Bien que l'histoire narrée par Claire North soit archi connue et ait déjà fait l'objet de nombreuses réappropriations, cette nouvelle interprétation ne s'en avère pas moins rafraîchissante, et ce à plus d'un titre. On prend d'abord un plaisir certain à se replonger dans quelques uns des plus célèbres des mythes grecs, avec leur lot de métamorphoses, de trahisons, de ruses ou d'histoires d'amour tragiques. La narration étant assurée par une déesse, cette dernière n'hésite pas à faire références à de vieilles histoires, la plupart du temps afin de démontrer le côté partial des poètes et souligner l'invisibilisation permanente des femmes. Héra n'est de plus pas la seule divinité à entrer en scène, puisque l'autrice met également en scène d'autres déesses, protectrices d'autres personnages évoluant dans l'entourage plus ou moins direct de Pénélope, à commencer par Athéna ou encore Artémis. On entend également beaucoup parler de la guerre de Troie qui, on le comprend, a constitué un véritable traumatisme qui a profondément marqué l'ensemble des territoires grecs qui se sont vus dépeuplés de la quasi totalité de leurs hommes en âge de se battre. Les seuls restants sont ainsi soit de rares vétérans du conflit, soit ceux qui étaient trop jeunes ou trop vieux lorsque Ménélas et Agamemnon ont battu le rappel des troupes. Si les mythes de l'évoquent jamais, il va donc de soi que, en l'absence des hommes, les femmes soient parvenues à se ménager davantage d'espaces de liberté et jouissent d'une indépendance nouvelle, bien que toujours très relative.
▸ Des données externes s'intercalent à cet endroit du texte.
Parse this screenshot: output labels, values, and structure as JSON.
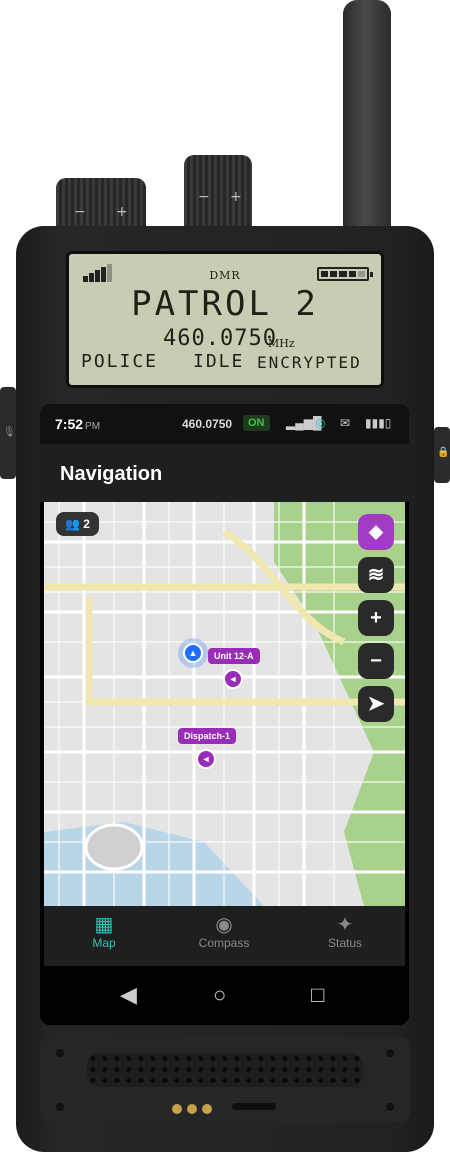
{
  "lcd": {
    "mode": "DMR",
    "channel": "PATROL 2",
    "frequency": "460.0750",
    "unit": "MHz",
    "status_left": "POLICE",
    "status_mid": "IDLE",
    "status_right": "ENCRYPTED"
  },
  "statusbar": {
    "time": "7:52",
    "ampm": "PM",
    "frequency": "460.0750",
    "tx_state": "ON"
  },
  "appbar": {
    "title": "Navigation"
  },
  "map": {
    "members_count": "2",
    "units": [
      {
        "label": "Unit 12-A"
      },
      {
        "label": "Dispatch-1"
      }
    ],
    "controls": [
      "tag-icon",
      "layers-icon",
      "zoom-in-icon",
      "zoom-out-icon",
      "locate-icon"
    ]
  },
  "bottomnav": {
    "items": [
      {
        "label": "Map",
        "icon": "map-icon",
        "active": true
      },
      {
        "label": "Compass",
        "icon": "compass-icon",
        "active": false
      },
      {
        "label": "Status",
        "icon": "satellite-icon",
        "active": false
      }
    ]
  },
  "knobs": {
    "minus": "−",
    "plus": "+"
  },
  "colors": {
    "accent": "#2ec4b6",
    "unit": "#9a2db8",
    "lcd_bg": "#c7cdb3",
    "self": "#1e6fff"
  }
}
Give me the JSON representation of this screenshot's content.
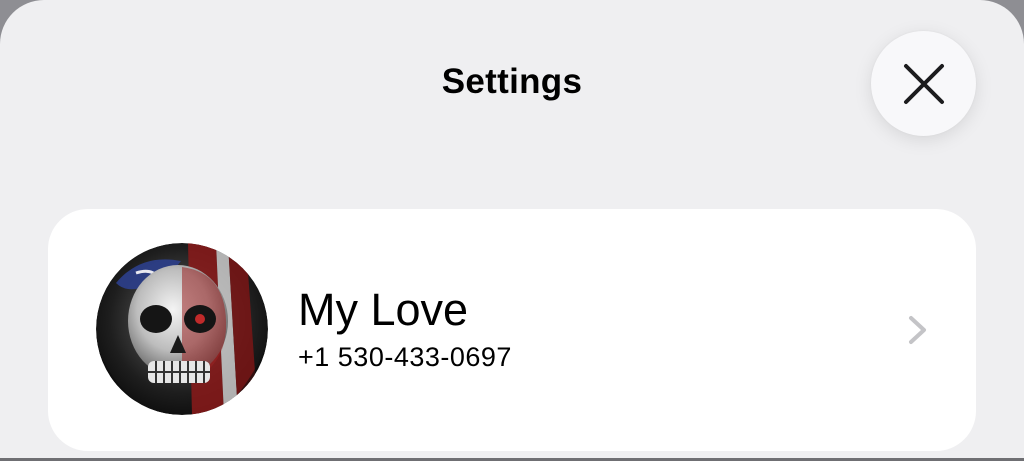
{
  "header": {
    "title": "Settings",
    "close_icon": "close-icon"
  },
  "profile": {
    "name": "My Love",
    "phone": "+1 530-433-0697",
    "avatar_icon": "skull-flag-avatar",
    "chevron_icon": "chevron-right-icon"
  },
  "colors": {
    "sheet_background": "#efeff1",
    "card_background": "#ffffff",
    "chevron": "#c4c4c7",
    "text": "#000000"
  }
}
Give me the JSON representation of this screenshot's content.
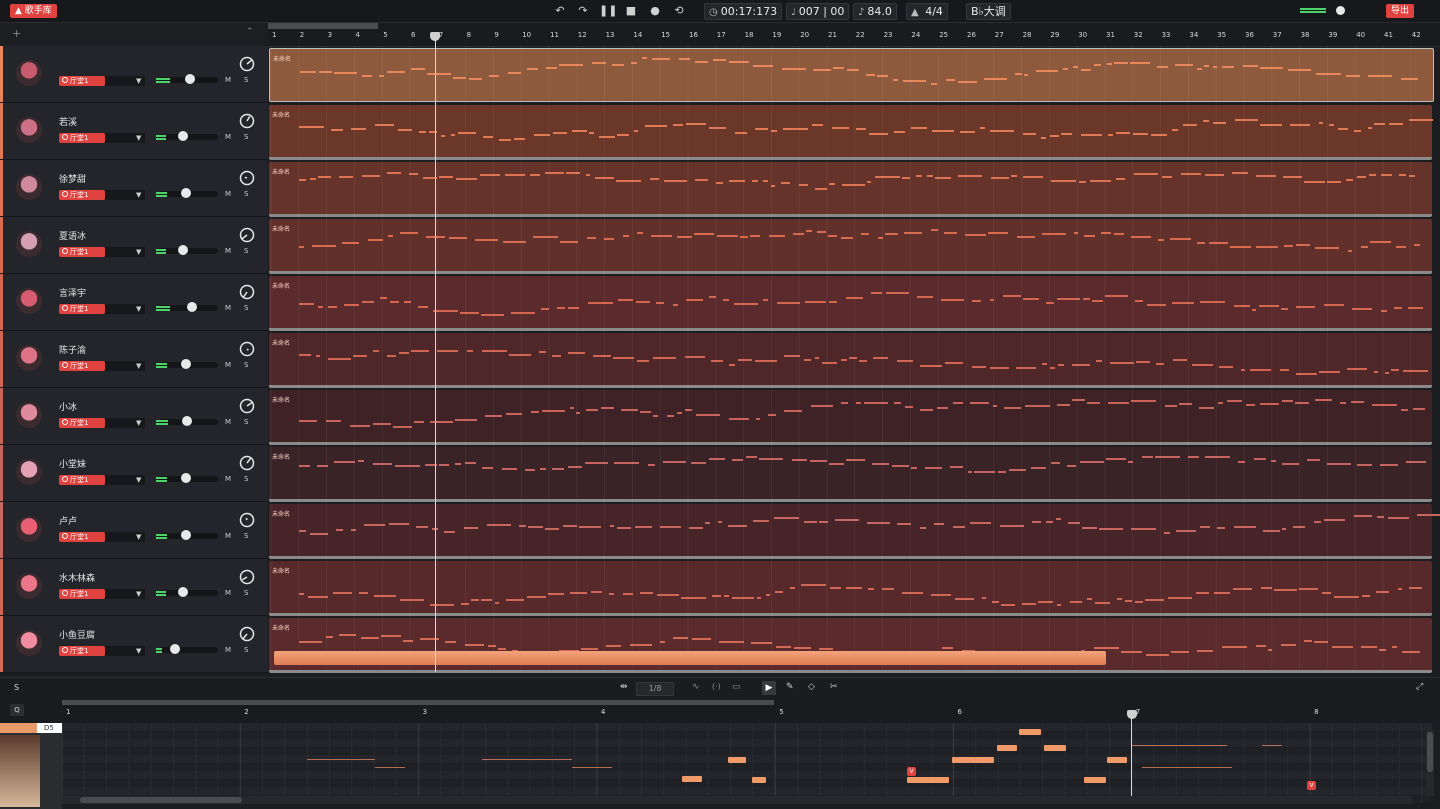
{
  "app": {
    "singer_library_label": "歌手库",
    "export_label": "导出"
  },
  "transport": {
    "time": "00:17:173",
    "position": "007 | 00",
    "tempo": "84.0",
    "time_signature": "4/4",
    "key": "B♭大调"
  },
  "ruler": {
    "bars": [
      "1",
      "2",
      "3",
      "4",
      "5",
      "6",
      "7",
      "8",
      "9",
      "10",
      "11",
      "12",
      "13",
      "14",
      "15",
      "16",
      "17",
      "18",
      "19",
      "20",
      "21",
      "22",
      "23",
      "24",
      "25",
      "26",
      "27",
      "28",
      "29",
      "30",
      "31",
      "32",
      "33",
      "34",
      "35",
      "36",
      "37",
      "38",
      "39",
      "40",
      "41",
      "42"
    ]
  },
  "clip_label": "未命名",
  "engine_label": "厅堂1",
  "mute_label": "M",
  "solo_label": "S",
  "tracks": [
    {
      "name": "",
      "color": "#e9875a",
      "lane_color": "#8e5a3e",
      "volume": 0.45
    },
    {
      "name": "若溪",
      "color": "#e07a55",
      "lane_color": "#6a3728",
      "volume": 0.33
    },
    {
      "name": "徐梦甜",
      "color": "#de7353",
      "lane_color": "#66332a",
      "volume": 0.38
    },
    {
      "name": "夏语冰",
      "color": "#d86a50",
      "lane_color": "#62302a",
      "volume": 0.33
    },
    {
      "name": "言泽宇",
      "color": "#d46650",
      "lane_color": "#5b2a2c",
      "volume": 0.48
    },
    {
      "name": "陈子渝",
      "color": "#cf6552",
      "lane_color": "#4f2728",
      "volume": 0.38
    },
    {
      "name": "小冰",
      "color": "#c8635a",
      "lane_color": "#3f2226",
      "volume": 0.4
    },
    {
      "name": "小堂妹",
      "color": "#c66460",
      "lane_color": "#3a2327",
      "volume": 0.38
    },
    {
      "name": "卢卢",
      "color": "#c86660",
      "lane_color": "#472428",
      "volume": 0.38
    },
    {
      "name": "水木林森",
      "color": "#d06855",
      "lane_color": "#57292a",
      "volume": 0.33
    },
    {
      "name": "小鱼豆腐",
      "color": "#d36a56",
      "lane_color": "#5a2a2c",
      "volume": 0.2
    }
  ],
  "editor": {
    "track_short": "S",
    "quantize": "1/8",
    "q_label": "Q",
    "pitch_label": "D5",
    "bars": [
      "1",
      "2",
      "3",
      "4",
      "5",
      "6",
      "7",
      "8"
    ]
  }
}
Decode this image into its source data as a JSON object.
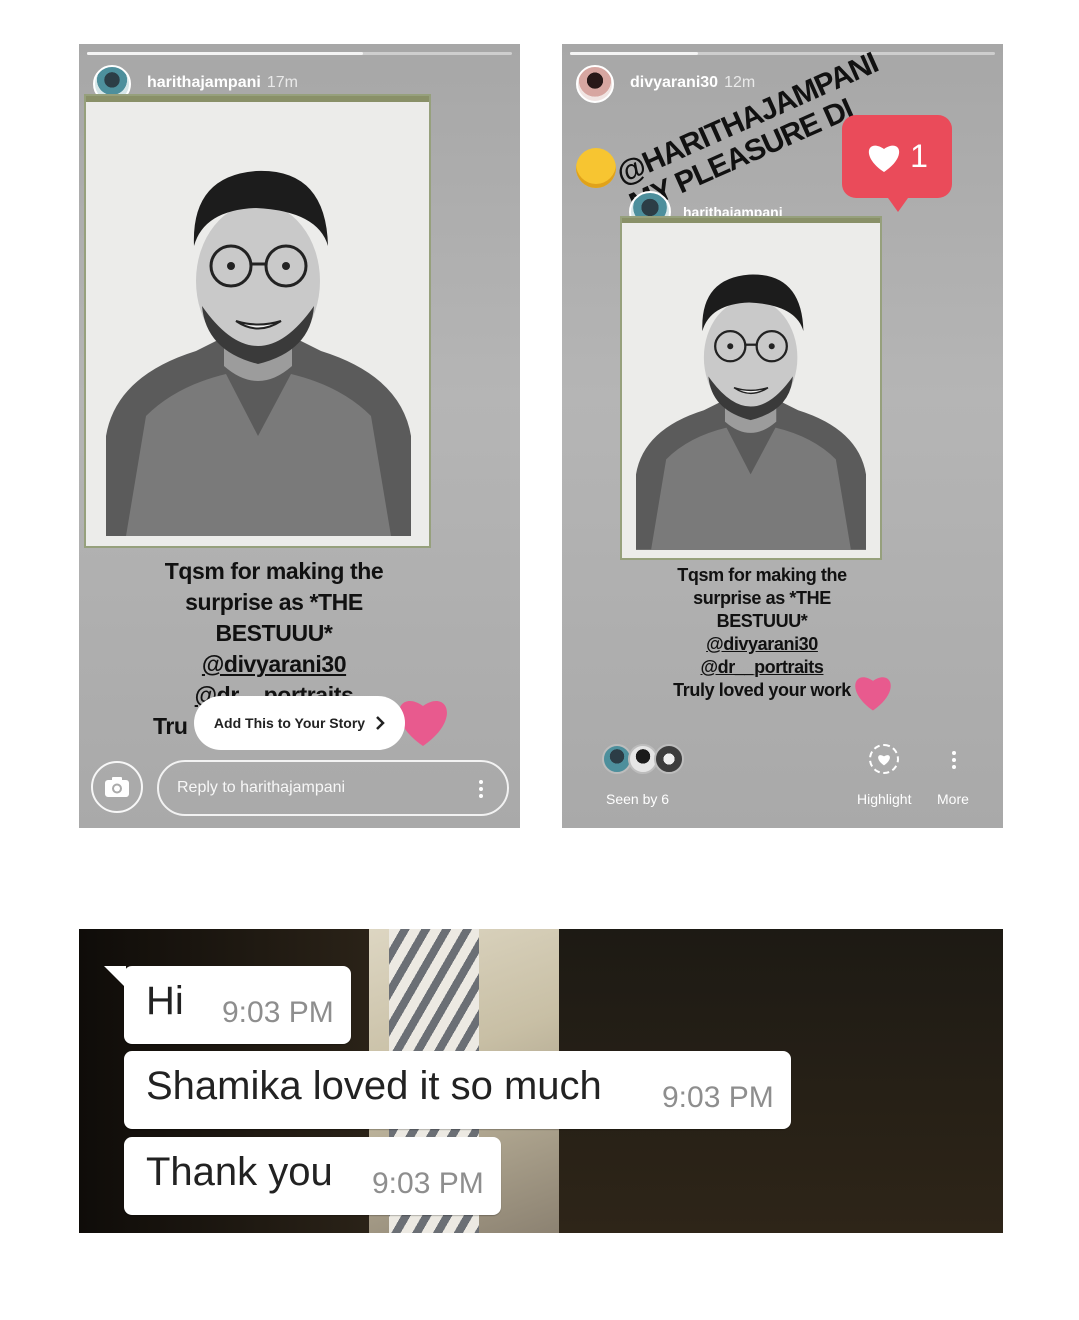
{
  "left_story": {
    "username": "harithajampani",
    "time": "17m",
    "progress": 0.65,
    "caption_lines": [
      "Tqsm for making the",
      "surprise as *THE",
      "BESTUUU*",
      "@divyarani30",
      "@dr__portraits",
      "Tru"
    ],
    "add_story_label": "Add This to Your Story",
    "reply_placeholder": "Reply to harithajampani",
    "icons": {
      "camera": "camera-icon",
      "more": "more-vertical-icon",
      "chevron": "chevron-right-icon",
      "heart": "heart-icon"
    }
  },
  "right_story": {
    "username": "divyarani30",
    "time": "12m",
    "progress": 0.3,
    "mention_line1": "@HARITHAJAMPANI",
    "mention_line2": "MY PLEASURE DI",
    "like_count": "1",
    "reshared_username": "harithajampani",
    "caption_lines": [
      "Tqsm for making the",
      "surprise as *THE",
      "BESTUUU*",
      "@divyarani30",
      "@dr__portraits",
      "Truly loved your work"
    ],
    "seen_by": "Seen by 6",
    "highlight_label": "Highlight",
    "more_label": "More",
    "icons": {
      "highlight": "highlight-heart-icon",
      "more": "more-vertical-icon",
      "like": "heart-icon",
      "emoji": "hugging-emoji-icon"
    }
  },
  "chat": {
    "messages": [
      {
        "text": "Hi",
        "time": "9:03 PM"
      },
      {
        "text": "Shamika loved it so much",
        "time": "9:03 PM"
      },
      {
        "text": "Thank you",
        "time": "9:03 PM"
      }
    ]
  },
  "colors": {
    "story_bg": "#ababab",
    "like_red": "#ea4b5a",
    "sticker_heart_pink": "#e85a8e",
    "chat_bubble": "#ffffff",
    "timestamp_gray": "#8e8e8e"
  }
}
A ces sujets déjà passionnants s'ajoute celui qui va constituer le fil rouge de l'histoire, à savoir l'arrivée sur Ithaque de pirates étrangers semant la terreur dans les villages côtiers et menaçant à la fois la prospérité et l'autonomie de l'île, mais aussi l'intégrité de la reine elle-même. Bien ficelée, l'histoire se déroule sans accroc et nous invite à étudier les nombreuses implications de chaque événement et à tenter d'en cerner les enjeux : un jeu de réflexion et d'analyse auquel on se prête de bon coeur.

L'enthousiasme soulevé par le roman vient aussi du regard féministe que Claire North pose sur des personnages qui, traditionnellement, se voient constamment relégués au second plan. Les femmes occupent ainsi une place prépondérante dans le roman qui met en lumière des profils ou des personnalités sur lesquels on ne s'attarde guère d'habitude. C'est le cas par exemple d'Héra, déesse occupant une position clé sur l'Olympe mais dont on fait pourtant rarement grand cas dans les mythes qui ont tendance à la cantonner au rôle de l'épouse jalouse et aigrie. Bien consciente de cette représentation, la divinité revient ici avec beaucoup d'acuité sur la façon dont les femmes sont considérées par les héros et les dieux grecs et sur le peu d'options qui leur sont offertes, tout en laissant entrevoir une personnalité forte et audacieuse ne demandant qu'à être débridée. Elle ne cherche jamais non plus à cacher les violences, notamment sexuelles, dont elles sont victimes, et ce quelque soit leur statut social. Cela concerne ainsi aussi bien les simples servantes que les reines grecques, protégées d'Héra, qui occupent aussi une place de choix et sont campées par des personnages ambivalents. C'est le cas notamment de Clytemnestre, la femme d'Agamemnon, célèbre pour avoir régné seule pendant que son mari était à Troie et pour l'avoir ensuite assassiné à son retour, ou encore de leur fille, Electre, jeune femme à la fois inquiétante et fascinante. Les esclaves aux services de la reine d'Ithaque sont elles aussi constamment visibilisées, de même que leurs sentiments auxquels personne, à l'exception de la déesse, ne prête (à tort) attention. Claire North convoque ainsi une belle galerie de personnages, et elle le fait par le biais d'une plume élégante et toute en subtilité, capable de nous transporter autant par la justesse de ses mots que par la qualité de ses non-dits.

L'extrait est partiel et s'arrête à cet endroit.